Discretization-independent surrogate modeling over complex geometries using hypernetworks and implicit representations
This addresses the computational bottleneck in engineering applications like design optimization and inverse problems, offering a novel approach for realistic scenarios with variable geometry, though it is incremental in combining existing techniques like hypernetworks and implicit representations.
The paper tackled the problem of expensive numerical simulations for PDEs by proposing deep-learning surrogate models that provide discretization-independent, continuous representations of solutions over complex geometries, achieving predictions orders of magnitude faster than full-order models, with the best method showing competitive performance despite high parameter counts.
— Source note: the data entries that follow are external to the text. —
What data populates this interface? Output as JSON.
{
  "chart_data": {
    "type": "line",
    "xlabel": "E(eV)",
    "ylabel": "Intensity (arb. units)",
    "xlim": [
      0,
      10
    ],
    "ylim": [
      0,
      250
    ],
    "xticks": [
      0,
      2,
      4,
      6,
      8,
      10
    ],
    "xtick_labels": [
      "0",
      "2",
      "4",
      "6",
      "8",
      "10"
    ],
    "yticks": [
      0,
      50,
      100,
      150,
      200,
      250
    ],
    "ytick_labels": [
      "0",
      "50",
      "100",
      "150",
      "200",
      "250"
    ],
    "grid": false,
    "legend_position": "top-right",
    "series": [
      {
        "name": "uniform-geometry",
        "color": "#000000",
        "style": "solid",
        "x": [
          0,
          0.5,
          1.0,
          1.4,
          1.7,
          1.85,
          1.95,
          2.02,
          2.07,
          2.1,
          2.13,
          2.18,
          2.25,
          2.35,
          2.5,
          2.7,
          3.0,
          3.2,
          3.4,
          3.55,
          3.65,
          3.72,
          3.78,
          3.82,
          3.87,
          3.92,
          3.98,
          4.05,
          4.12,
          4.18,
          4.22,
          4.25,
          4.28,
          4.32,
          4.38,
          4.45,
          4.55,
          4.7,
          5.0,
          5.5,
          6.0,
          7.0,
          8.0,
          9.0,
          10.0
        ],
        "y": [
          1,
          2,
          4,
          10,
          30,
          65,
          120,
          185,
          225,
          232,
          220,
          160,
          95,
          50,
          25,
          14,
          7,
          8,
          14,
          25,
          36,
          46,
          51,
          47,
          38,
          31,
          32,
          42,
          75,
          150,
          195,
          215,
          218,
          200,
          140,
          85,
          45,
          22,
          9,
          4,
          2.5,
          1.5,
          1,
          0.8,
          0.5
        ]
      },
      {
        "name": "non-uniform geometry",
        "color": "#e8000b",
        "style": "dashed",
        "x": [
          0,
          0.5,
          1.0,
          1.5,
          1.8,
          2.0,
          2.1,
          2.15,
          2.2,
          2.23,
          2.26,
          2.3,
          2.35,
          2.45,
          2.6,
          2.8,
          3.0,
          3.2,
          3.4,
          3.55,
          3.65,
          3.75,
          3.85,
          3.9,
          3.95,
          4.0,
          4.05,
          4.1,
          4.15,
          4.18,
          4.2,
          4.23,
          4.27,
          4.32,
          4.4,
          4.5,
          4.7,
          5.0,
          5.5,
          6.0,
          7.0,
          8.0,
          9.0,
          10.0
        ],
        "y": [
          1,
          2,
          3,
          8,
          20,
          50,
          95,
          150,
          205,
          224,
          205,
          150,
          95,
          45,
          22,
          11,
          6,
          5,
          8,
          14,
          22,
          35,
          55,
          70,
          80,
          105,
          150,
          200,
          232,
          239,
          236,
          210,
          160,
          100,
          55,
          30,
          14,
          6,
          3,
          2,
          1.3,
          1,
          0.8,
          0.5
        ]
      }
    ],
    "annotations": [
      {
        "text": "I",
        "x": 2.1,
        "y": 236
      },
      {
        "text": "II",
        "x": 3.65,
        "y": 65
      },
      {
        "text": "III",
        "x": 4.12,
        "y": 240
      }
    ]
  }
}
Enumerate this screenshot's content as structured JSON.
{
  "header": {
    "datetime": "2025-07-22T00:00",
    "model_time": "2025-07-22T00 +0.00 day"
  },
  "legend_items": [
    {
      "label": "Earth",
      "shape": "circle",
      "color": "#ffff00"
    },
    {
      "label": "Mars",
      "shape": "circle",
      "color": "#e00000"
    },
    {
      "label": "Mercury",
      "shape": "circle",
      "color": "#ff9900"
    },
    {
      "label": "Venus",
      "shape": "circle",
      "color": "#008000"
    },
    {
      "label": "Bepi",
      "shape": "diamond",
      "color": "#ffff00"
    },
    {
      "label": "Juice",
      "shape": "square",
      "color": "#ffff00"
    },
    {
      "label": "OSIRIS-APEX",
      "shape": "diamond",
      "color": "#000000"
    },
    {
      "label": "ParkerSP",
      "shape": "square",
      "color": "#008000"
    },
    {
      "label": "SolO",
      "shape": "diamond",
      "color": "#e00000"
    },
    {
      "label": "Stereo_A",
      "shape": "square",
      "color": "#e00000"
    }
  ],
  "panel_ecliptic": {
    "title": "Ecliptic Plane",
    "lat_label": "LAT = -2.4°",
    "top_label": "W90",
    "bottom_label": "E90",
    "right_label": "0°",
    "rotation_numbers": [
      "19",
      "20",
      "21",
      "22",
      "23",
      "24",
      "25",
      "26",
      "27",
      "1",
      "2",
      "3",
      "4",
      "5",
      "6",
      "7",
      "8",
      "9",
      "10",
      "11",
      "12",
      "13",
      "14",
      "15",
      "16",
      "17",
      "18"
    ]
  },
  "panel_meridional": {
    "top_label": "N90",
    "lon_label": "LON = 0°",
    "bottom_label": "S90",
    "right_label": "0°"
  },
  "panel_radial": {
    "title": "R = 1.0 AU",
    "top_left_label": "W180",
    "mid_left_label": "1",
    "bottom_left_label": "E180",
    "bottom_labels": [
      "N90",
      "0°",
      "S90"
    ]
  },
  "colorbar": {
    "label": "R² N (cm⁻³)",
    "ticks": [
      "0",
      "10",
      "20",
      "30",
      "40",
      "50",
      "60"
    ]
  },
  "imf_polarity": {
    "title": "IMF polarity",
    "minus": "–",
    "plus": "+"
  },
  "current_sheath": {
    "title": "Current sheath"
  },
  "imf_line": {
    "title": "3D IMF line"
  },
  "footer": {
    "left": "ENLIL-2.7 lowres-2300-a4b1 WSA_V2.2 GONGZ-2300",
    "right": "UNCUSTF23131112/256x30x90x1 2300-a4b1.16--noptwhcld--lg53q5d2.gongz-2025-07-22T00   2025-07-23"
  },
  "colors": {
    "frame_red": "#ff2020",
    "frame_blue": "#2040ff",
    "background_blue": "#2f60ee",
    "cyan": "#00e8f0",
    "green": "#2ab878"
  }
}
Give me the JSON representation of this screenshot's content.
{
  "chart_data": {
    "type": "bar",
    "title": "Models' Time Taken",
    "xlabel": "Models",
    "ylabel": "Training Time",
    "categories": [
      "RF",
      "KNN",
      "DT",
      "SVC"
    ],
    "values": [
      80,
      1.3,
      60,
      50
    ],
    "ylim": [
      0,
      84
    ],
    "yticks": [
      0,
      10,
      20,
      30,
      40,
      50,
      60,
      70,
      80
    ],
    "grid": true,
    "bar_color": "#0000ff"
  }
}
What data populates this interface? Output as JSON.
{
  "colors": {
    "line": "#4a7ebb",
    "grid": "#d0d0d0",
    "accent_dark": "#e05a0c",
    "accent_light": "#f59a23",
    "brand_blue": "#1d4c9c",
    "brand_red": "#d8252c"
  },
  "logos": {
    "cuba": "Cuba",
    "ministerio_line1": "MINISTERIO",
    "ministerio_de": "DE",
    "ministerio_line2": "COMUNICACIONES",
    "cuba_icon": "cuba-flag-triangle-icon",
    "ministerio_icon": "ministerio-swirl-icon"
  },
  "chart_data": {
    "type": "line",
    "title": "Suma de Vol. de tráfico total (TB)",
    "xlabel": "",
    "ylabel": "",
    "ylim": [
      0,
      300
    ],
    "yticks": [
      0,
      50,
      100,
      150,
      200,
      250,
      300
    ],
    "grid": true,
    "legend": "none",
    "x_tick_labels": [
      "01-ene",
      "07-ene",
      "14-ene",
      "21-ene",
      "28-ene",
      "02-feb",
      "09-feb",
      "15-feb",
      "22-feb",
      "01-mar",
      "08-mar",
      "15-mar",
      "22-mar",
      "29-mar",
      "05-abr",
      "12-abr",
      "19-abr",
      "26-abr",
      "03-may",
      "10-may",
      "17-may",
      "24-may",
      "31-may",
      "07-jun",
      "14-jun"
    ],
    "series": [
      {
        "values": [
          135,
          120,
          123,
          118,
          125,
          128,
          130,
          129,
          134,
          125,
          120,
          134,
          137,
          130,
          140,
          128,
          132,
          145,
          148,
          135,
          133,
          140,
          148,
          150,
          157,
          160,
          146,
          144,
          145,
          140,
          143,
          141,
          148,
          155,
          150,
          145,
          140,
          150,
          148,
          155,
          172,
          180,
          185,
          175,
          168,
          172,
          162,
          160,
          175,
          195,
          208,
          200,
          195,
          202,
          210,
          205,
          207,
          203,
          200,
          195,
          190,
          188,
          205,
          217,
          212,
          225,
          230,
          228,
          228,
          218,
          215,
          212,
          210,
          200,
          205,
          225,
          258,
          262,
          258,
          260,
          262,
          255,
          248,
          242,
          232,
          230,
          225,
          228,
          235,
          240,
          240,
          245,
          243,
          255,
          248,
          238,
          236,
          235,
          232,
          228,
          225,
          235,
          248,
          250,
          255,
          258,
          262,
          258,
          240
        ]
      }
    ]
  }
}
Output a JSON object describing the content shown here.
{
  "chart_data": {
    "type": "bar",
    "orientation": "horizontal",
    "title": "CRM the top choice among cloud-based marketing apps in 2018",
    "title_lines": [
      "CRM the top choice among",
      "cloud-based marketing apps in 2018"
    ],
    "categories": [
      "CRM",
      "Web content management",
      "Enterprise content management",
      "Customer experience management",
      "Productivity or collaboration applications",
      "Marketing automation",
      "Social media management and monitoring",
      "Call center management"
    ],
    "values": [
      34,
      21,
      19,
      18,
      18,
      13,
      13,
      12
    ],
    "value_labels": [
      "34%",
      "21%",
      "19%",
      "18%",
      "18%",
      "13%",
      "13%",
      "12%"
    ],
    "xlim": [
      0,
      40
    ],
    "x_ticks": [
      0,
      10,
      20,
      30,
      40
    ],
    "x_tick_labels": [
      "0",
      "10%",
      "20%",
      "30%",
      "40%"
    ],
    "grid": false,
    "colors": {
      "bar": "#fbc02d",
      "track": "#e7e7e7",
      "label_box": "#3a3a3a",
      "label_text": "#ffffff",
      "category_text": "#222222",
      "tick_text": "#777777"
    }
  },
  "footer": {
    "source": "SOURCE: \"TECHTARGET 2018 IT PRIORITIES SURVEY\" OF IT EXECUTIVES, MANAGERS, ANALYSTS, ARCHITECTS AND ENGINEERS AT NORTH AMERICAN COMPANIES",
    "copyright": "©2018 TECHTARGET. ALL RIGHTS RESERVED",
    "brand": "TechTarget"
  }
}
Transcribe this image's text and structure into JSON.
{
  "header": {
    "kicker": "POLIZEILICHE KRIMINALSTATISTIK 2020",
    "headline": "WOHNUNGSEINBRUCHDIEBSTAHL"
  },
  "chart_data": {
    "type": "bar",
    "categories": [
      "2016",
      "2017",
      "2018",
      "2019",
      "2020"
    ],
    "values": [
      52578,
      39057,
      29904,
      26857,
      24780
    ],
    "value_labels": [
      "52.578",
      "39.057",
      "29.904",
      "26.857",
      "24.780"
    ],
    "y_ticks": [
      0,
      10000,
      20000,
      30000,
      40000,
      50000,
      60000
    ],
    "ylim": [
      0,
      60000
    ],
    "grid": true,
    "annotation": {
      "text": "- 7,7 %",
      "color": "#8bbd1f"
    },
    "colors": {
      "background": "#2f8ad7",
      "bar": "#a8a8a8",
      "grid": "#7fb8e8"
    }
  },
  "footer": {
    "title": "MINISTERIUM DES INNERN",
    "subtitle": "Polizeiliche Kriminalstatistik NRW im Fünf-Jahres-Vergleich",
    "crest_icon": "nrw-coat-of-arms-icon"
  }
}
Numerical solutions of partial differential equations (PDEs) require expensive simulations, limiting their application in design optimization, model-based control, and large-scale inverse problems. Surrogate modeling techniques seek to decrease the computational expense while retaining dominant solution features and behavior. Traditional Convolutional Neural Network-based frameworks for surrogate modeling require lossy pixelization and data-preprocessing, and generally are not effective in realistic engineering applications. We propose alternative deep-learning based surrogate models for discretization-independent, continuous representations of PDE solutions, which can be used for learning and prediction over domains with complex, variable geometry and mesh topology. Three methods are proposed and compared; design-variable-coded multi-layer perceptron (DV-MLP), design-variable hypernetworks (DV-Hnet), and non-linear independent dual system (NIDS). Each method utilizes a main network which consumes pointwise spatial information to provide a continuous representation, allowing predictions at any location in the domain. Input features include a minimum-distance function evaluation to implicitly encode the problem geometry. The geometric design variables, which define and distinguish problem instances, are used differently by each method, appearing as additional main-network input features (DV-MLP), or as hypernetwork inputs (DV-Hnet and NIDS). The methods are applied to predict solutions around complex, parametrically-defined geometries on non-parametrically-defined meshes with model predictions obtained many orders of magnitude faster than the full order models. Test cases include a vehicle-aerodynamics problem with complex geometry and limited training data, with a design-variable hypernetwork performing best, with a competitive time-to-best-model despite a much greater parameter count.